WASHINGTON — A proposed Senate bill that would have led to increasing ethanol content in gasoline from 10 percent to 15 percent is dead — for now.
The amendment, which would have granted a waiver to normal approval processes for fuel containing 15 percent ethanol, was dropped in late September from the U.S. Environmental Protection Agency 2010 appropriations bill.
"They're circumventing the normal testing process," BASS Conservation Director Chris Horton said of the ethanol industry. "They're trying an end-around."
Sen. Ben Nelson (D-Neb.) withdrew his proposal to allow introduction of so-called E15 blends without the alcohol/gas fuel being tested under current rule-making processes, for lack of Congressional support, Horton said.
The amendment was opposed by a coalition of groups that included the oil and gas industry, auto and marine manufacturers, sportsmen's groups, the food industry, tax-watchdog groups, environmental organizations and groups addressing hunger.

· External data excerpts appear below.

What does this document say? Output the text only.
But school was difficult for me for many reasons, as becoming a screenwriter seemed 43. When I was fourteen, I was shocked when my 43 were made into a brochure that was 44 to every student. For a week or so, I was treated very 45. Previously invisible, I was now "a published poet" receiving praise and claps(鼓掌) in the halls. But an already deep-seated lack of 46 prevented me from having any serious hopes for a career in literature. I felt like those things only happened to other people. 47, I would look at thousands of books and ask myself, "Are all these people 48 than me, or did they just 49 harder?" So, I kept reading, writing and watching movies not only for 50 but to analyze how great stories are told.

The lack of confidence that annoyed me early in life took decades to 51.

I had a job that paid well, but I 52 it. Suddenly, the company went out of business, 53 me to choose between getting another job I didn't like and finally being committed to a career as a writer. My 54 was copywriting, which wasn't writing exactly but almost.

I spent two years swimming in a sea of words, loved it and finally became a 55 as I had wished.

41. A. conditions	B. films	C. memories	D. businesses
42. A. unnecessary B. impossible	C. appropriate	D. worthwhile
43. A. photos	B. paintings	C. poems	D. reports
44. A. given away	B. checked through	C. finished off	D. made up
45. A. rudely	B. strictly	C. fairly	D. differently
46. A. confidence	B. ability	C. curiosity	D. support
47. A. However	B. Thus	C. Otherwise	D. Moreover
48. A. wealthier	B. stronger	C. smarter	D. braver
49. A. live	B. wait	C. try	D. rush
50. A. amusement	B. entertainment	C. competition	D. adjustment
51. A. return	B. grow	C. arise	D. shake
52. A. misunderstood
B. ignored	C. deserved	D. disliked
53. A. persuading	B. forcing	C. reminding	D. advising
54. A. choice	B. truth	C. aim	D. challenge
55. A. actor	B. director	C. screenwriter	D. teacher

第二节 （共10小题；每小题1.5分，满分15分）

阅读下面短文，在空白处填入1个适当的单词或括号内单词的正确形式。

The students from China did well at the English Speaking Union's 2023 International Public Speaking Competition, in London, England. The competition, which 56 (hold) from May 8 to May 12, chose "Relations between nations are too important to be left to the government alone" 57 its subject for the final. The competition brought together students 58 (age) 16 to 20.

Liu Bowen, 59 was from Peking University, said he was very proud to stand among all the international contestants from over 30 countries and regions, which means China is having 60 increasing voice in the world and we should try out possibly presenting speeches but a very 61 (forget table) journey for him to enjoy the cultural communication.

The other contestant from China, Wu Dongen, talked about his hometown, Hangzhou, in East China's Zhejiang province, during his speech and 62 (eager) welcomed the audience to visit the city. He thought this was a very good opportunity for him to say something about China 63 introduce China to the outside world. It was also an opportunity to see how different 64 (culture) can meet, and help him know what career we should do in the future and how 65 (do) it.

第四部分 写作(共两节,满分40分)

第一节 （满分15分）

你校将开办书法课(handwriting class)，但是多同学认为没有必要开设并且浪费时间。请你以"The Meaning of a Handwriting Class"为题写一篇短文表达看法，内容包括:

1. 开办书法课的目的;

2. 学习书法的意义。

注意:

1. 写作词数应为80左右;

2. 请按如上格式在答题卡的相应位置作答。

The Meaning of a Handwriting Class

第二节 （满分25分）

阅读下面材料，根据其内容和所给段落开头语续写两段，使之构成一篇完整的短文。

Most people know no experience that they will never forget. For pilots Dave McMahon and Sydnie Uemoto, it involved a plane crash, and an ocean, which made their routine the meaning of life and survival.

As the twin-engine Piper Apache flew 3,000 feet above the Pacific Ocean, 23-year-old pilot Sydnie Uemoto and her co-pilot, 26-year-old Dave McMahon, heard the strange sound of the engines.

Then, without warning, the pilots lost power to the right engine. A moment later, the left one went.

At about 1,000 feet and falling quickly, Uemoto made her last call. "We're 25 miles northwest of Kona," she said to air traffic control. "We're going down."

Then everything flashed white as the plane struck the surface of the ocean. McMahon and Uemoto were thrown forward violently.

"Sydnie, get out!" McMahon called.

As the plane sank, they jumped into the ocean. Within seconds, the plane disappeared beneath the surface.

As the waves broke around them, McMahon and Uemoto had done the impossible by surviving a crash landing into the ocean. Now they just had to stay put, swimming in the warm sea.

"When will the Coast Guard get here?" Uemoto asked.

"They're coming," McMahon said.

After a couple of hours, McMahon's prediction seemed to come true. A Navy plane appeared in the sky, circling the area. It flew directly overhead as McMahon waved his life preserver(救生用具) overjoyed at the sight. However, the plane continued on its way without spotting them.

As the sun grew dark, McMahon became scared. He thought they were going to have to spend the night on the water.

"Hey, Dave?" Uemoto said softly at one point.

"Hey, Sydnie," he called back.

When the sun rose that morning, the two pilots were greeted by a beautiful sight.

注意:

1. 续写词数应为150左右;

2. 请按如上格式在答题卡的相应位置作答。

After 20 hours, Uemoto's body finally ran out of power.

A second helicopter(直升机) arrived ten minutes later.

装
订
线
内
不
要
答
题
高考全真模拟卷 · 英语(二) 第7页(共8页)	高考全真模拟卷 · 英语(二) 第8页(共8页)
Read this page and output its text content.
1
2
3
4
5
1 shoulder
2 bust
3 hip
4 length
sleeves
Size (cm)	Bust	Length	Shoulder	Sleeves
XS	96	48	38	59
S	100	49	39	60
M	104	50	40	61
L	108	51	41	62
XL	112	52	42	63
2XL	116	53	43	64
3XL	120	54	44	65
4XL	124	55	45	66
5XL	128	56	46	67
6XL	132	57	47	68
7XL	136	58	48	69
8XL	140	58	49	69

"It is a very strong and diverse [coalition] … that signals to the Congress that there's a lot of opposition and skepticism," said Matt Dunn, of the National Marine Manufacturers Association.
One of the main concerns with the proposed amendment was introduction of E15 fuel despite a lack of understanding of long-term effects on equipment and the environment, opponents said.
"We certainly support green energy, but ethanol is not the best choice," Horton said.
Corn ethanol in particular presents several problems, including an environmentally costly production footprint.
"It requires 21 percent more energy to produce a gallon of corn ethanol than it would take just to burn a gallon of [pure] gas," he explained. Reduced fuel efficiency also raises environmental problems.
"It burns hotter, so you have more emissions, and it's less fuel efficient so you need more gas to go the same distance," Dunn added.
Of course, the boating industry also is concerned about the impact of E15 on outboard engines, for which warranties cover only E10 blends.
"We know we're having problems with ethanol in our engines already. If we go with a higher mix of ethanol, it's fairly well accepted we're going to have more problems," Horton said.
Horton and Dunn said it's vital to wait until researchers finish their work before increasing ethanol content in gasoline.
"Everybody's worried about the proposals to up the percentage of ethanol without the normal [approval] process," Horton said. "We don't like one special-interest group trying to circumvent the normal process the rest of America has to go through."
Horton emphasized that ethanol proponents are not likely to give up their attempt to circumvent the approval process for fuel blends exceeding 10 percent ethanol.
"The war is not over," he said. "They're adamant about increasing ethanol blends," adding that anglers must remain engaged in the issue.